Furthermore, RE/MAX argues, "no legal or regulatory action alleging a violation of RESPA has been commenced against RE/MAX or First American or any other affiliated company with respect to the performance of the parties’ obligations under the marketing agreement."

Both sides agree that the agreement had called for First American to sponsor a $60,000 welcome reception for RE/MAX franchisees and sales associates in the summer of 2007, which it did not. RE/MAX is seeking at least $753,000 in compensatory damages, costs and attorneys’ fees.

According to the June 16 proposed scheduling order prepared by attorneys for both parties, RE/MAX and First American have discussed settlement but have yet to come to terms.

The case has been assigned to Magistrate Judge Craig Shaffer of the U.S. District Court for the District of Colorado, who ordered both sides to submit a confidential settlement statement outlining the facts of the case and the possibilities for settlement by June 16. Shaffer has set a scheduling and planning conference for June 23.

First American attorneys say the director of the Colorado Division of Real Estate, Erin Toll, is one of nine witnesses they intend to depose if the case moves forward. The proposed scheduling order calls for the "discovery" portion of the lawsuit to conclude by Dec. 12.

Toll, who as the state’s deputy insurance commissioner investigated kickbacks title insurers paid to win business from real estate agents, was appointed to her current post in August 2006. She recalls meeting with RE/MAX and First American officials after she started her new job to discuss the July 2006 marketing agreement that is the basis of RE/MAX’s lawsuit, and a previous, April 2003 agreement.

"I said they (the agreements) sound very suspect, and I asked RE/MAX to send (written copies) to me," Toll told Inman News. "They never did — nobody even had a (business) card" at the meeting.

Toll said she didn’t pursue the issue at the time, because the Division of Real Estate was focused on implementing a new program created by Colorado lawmakers to regulate mortgage brokers.

Now, Toll said she’s again able to turn her attention to kickbacks that lenders, title insurers and other settlement services providers may be paying real estate brokers to win business. Colorado has subpoenaed a dozen real estate brokerages, she said, and about half appear to have marketing agreements with lenders or settlement services providers that violate RESPA.
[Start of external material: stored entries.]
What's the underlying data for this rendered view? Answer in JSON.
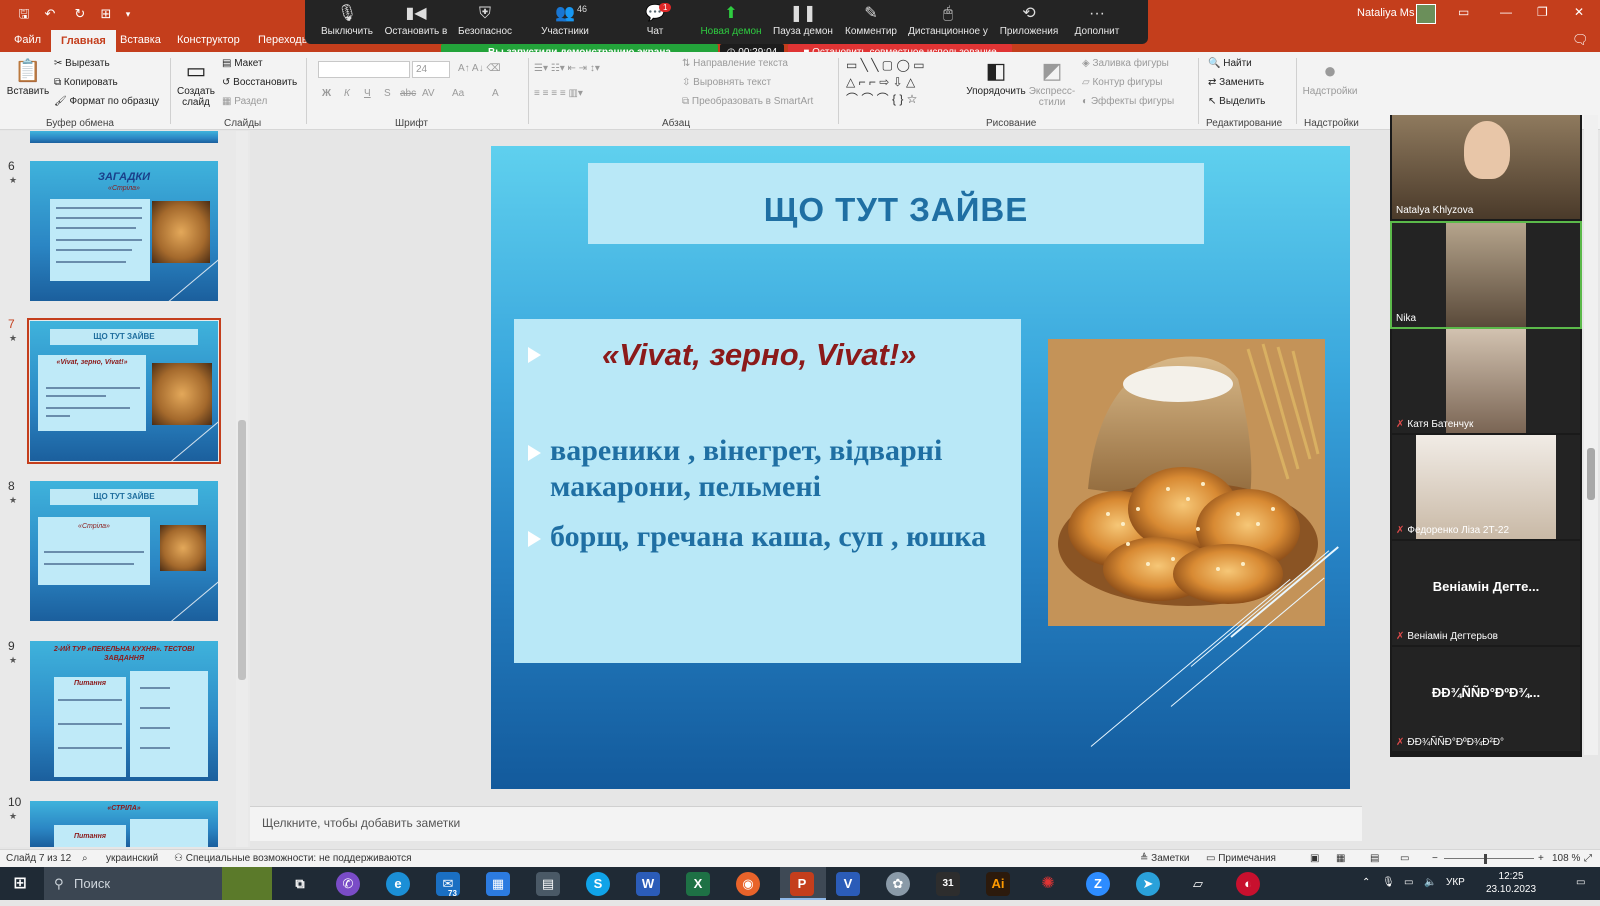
{
  "window": {
    "user_name": "Nataliya Ms",
    "controls": [
      "▭",
      "—",
      "❐",
      "✕"
    ]
  },
  "ribbon_tabs": [
    "Файл",
    "Главная",
    "Вставка",
    "Конструктор",
    "Переходы"
  ],
  "zoom": {
    "items": [
      {
        "label": "Выключить",
        "icon": "mic-icon"
      },
      {
        "label": "Остановить в",
        "icon": "video-icon"
      },
      {
        "label": "Безопаснос",
        "icon": "shield-icon"
      },
      {
        "label": "Участники",
        "icon": "participants-icon",
        "count": "46"
      },
      {
        "label": "Чат",
        "icon": "chat-icon",
        "badge": "1"
      },
      {
        "label": "Новая демон",
        "icon": "share-screen-icon"
      },
      {
        "label": "Пауза демон",
        "icon": "pause-icon"
      },
      {
        "label": "Комментир",
        "icon": "annotate-icon"
      },
      {
        "label": "Дистанционное у",
        "icon": "remote-control-icon"
      },
      {
        "label": "Приложения",
        "icon": "apps-icon"
      },
      {
        "label": "Дополнит",
        "icon": "more-icon"
      }
    ],
    "share_banner": "Вы запустили демонстрацию экрана",
    "share_timer": "00:29:04",
    "stop_share": "Остановить совместное использование"
  },
  "ribbon": {
    "clipboard": {
      "paste": "Вставить",
      "cut": "Вырезать",
      "copy": "Копировать",
      "format_painter": "Формат по образцу",
      "group": "Буфер обмена"
    },
    "slides": {
      "new_slide": "Создать слайд",
      "layout": "Макет",
      "reset": "Восстановить",
      "section": "Раздел",
      "group": "Слайды"
    },
    "font": {
      "size": "24",
      "group": "Шрифт",
      "buttons": [
        "Ж",
        "К",
        "Ч",
        "S",
        "abc",
        "AV",
        "Aa",
        "A"
      ]
    },
    "paragraph": {
      "text_direction": "Направление текста",
      "align_text": "Выровнять текст",
      "smartart": "Преобразовать в SmartArt",
      "group": "Абзац"
    },
    "drawing": {
      "arrange": "Упорядочить",
      "quick_styles": "Экспресс-стили",
      "shape_fill": "Заливка фигуры",
      "shape_outline": "Контур фигуры",
      "shape_effects": "Эффекты фигуры",
      "group": "Рисование"
    },
    "editing": {
      "find": "Найти",
      "replace": "Заменить",
      "select": "Выделить",
      "group": "Редактирование"
    },
    "addins": {
      "label": "Надстройки",
      "group": "Надстройки"
    }
  },
  "thumbnails": [
    {
      "num": "6",
      "title": "ЗАГАДКИ",
      "subtitle": "«Стріла»"
    },
    {
      "num": "7",
      "title": "ЩО ТУТ ЗАЙВЕ",
      "subtitle": "«Vivat, зерно, Vivat!»",
      "selected": true
    },
    {
      "num": "8",
      "title": "ЩО ТУТ ЗАЙВЕ",
      "subtitle": "«Стріла»"
    },
    {
      "num": "9",
      "title": "2-ИЙ ТУР «ПЕКЕЛЬНА КУХНЯ». ТЕСТОВІ ЗАВДАННЯ",
      "subtitle": "Питання"
    },
    {
      "num": "10",
      "title": "«СТРІЛА»",
      "subtitle": "Питання"
    }
  ],
  "slide": {
    "title": "ЩО  ТУТ ЗАЙВЕ",
    "subtitle": "«Vivat, зерно, Vivat!»",
    "bullets": [
      "вареники , вінегрет, відварні макарони, пельмені",
      "борщ, гречана каша, суп , юшка"
    ]
  },
  "notes_placeholder": "Щелкните, чтобы добавить заметки",
  "participants": [
    {
      "name": "Natalya Khlyzova",
      "video": true,
      "muted": false
    },
    {
      "name": "Nika",
      "video": true,
      "muted": false,
      "active": true
    },
    {
      "name": "Катя Батенчук",
      "video": true,
      "muted": true
    },
    {
      "name": "Федоренко Ліза 2Т-22",
      "video": true,
      "muted": true
    },
    {
      "name": "Веніамін Дегтерьов",
      "display": "Веніамін Дегте...",
      "video": false,
      "muted": true
    },
    {
      "name": "ÐÐ¾ÑÑÐ°ÐºÐ¾Ð²Ð°",
      "display": "ÐÐ¾ÑÑÐ°ÐºÐ¾...",
      "video": false,
      "muted": true
    }
  ],
  "status": {
    "slide": "Слайд 7 из 12",
    "language": "украинский",
    "accessibility": "Специальные возможности: не поддерживаются",
    "notes": "Заметки",
    "comments": "Примечания",
    "zoom": "108 %"
  },
  "taskbar": {
    "search": "Поиск",
    "apps": [
      "task-view",
      "viber",
      "edge",
      "mail",
      "calendar",
      "calculator",
      "skype",
      "word",
      "excel",
      "firefox",
      "powerpoint",
      "visio",
      "app",
      "calendar-31",
      "illustrator",
      "app-red",
      "zoom",
      "telegram",
      "app-doc",
      "app-red2"
    ],
    "mail_badge": "73",
    "calendar_label": "31",
    "language": "УКР",
    "time": "12:25",
    "date": "23.10.2023"
  }
}
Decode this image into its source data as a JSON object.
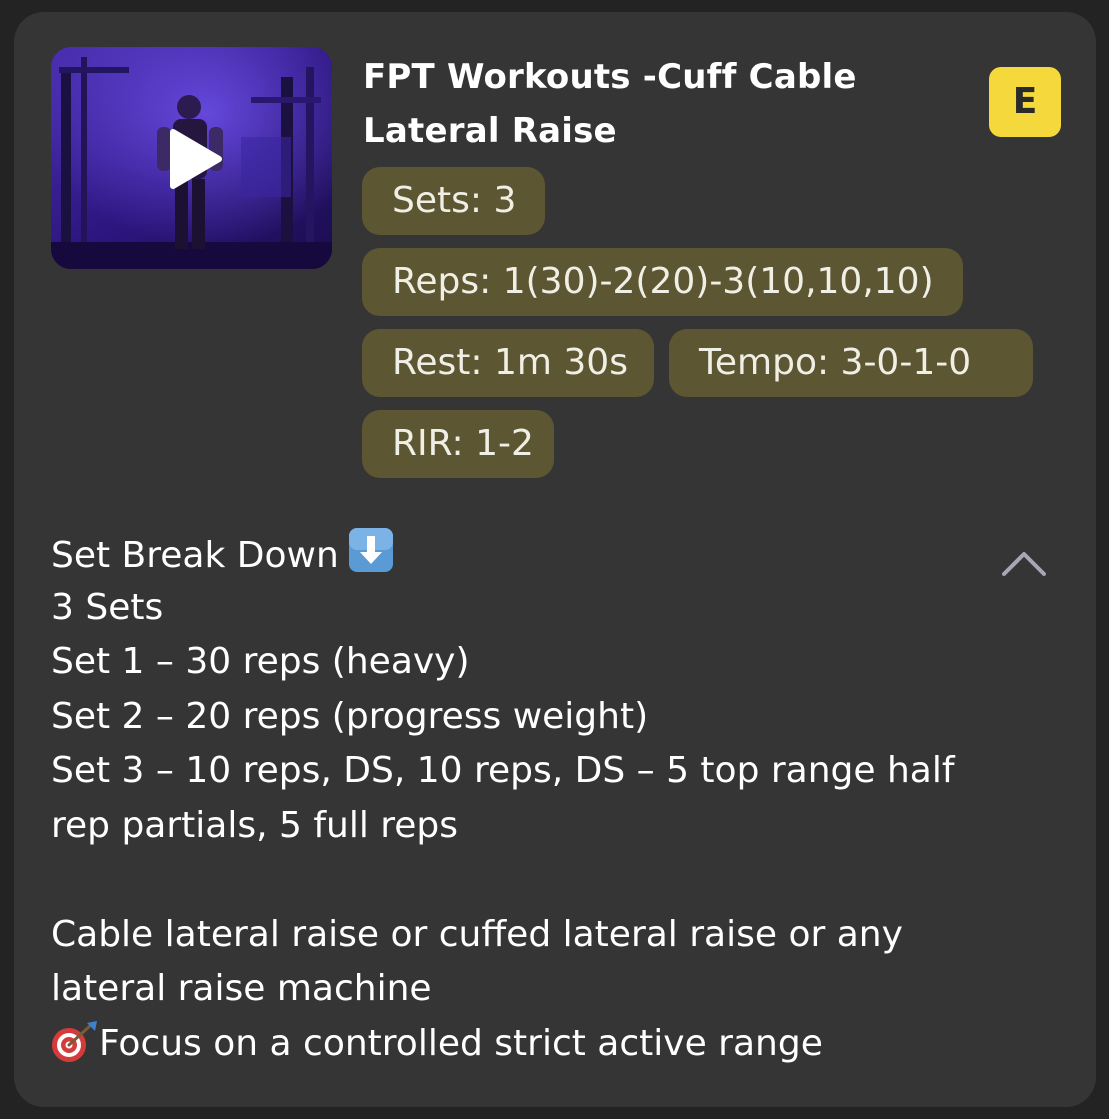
{
  "exercise": {
    "title": "FPT Workouts -Cuff Cable Lateral Raise",
    "badge": "E",
    "badge_color": "#f5d93c",
    "pill_color": "#5d5632",
    "video_thumbnail_icon": "play-icon",
    "pills": {
      "sets": "Sets: 3",
      "reps": "Reps: 1(30)-2(20)-3(10,10,10)",
      "rest": "Rest: 1m 30s",
      "tempo": "Tempo: 3-0-1-0",
      "rir": "RIR: 1-2"
    }
  },
  "description": {
    "heading": "Set Break Down",
    "heading_icon": "down-arrow-emoji",
    "lines": [
      "3 Sets",
      "Set 1 – 30 reps (heavy)",
      "Set 2 – 20 reps (progress weight)",
      "Set 3 – 10 reps, DS, 10 reps, DS – 5 top range half rep partials, 5 full reps"
    ],
    "paragraph": "Cable lateral raise or cuffed lateral  raise or any lateral raise machine",
    "focus": "Focus on a controlled strict active range",
    "focus_icon": "dart-target-emoji",
    "collapse_icon": "chevron-up-icon"
  }
}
She said RE/MAX appears to be making the most extensive use of such agreements of any of the brokerages now under investigation. RE/MAX has previously said the company has marketing agreements with five settlement services providers and a total of 123 companies that want to provide services to more than 4,000 RE/MAX franchisees.

RE/MAX did not immediately respond to a request for comment. A spokeswoman for First American said the company does not comment on pending litigation.

RE/MAX has previously said that its marketing agreements do not violate RESPA, because they simply provide companies that want to do business with RE/MAX franchises with a means to pitch their services — through a mailing list, for example. The parent company does not control or require its franchises to do business with certain companies, RE/MAX has said.

But Toll said the money involved in the agreement between RE/MAX and First American calls into question the claim that RE/MAX only provided marketing services such as advertising.

"If I’d known about the amount of money we were talking about a year and a half ago, I think I would have acted quicker," Toll said. "It’s not piddly. Explain to me how that’s advertising?"

The RESPA out clause written into the marketing agreement between RE/MAX and First American suggests that the companies knew they were walking a fine line, Toll said. "Whoever heard of an evaporating contract, that disintegrates the second a regulator claims it’s illegal?"

Toll said she plans to meet with officials at the U.S. Department of Housing and Urban Development to discuss the way brokerages employ such marketing agreements. Some of the marketing agreements are with settlement services providers such as appraisers and pest control firms that the state doesn’t regulate, she said.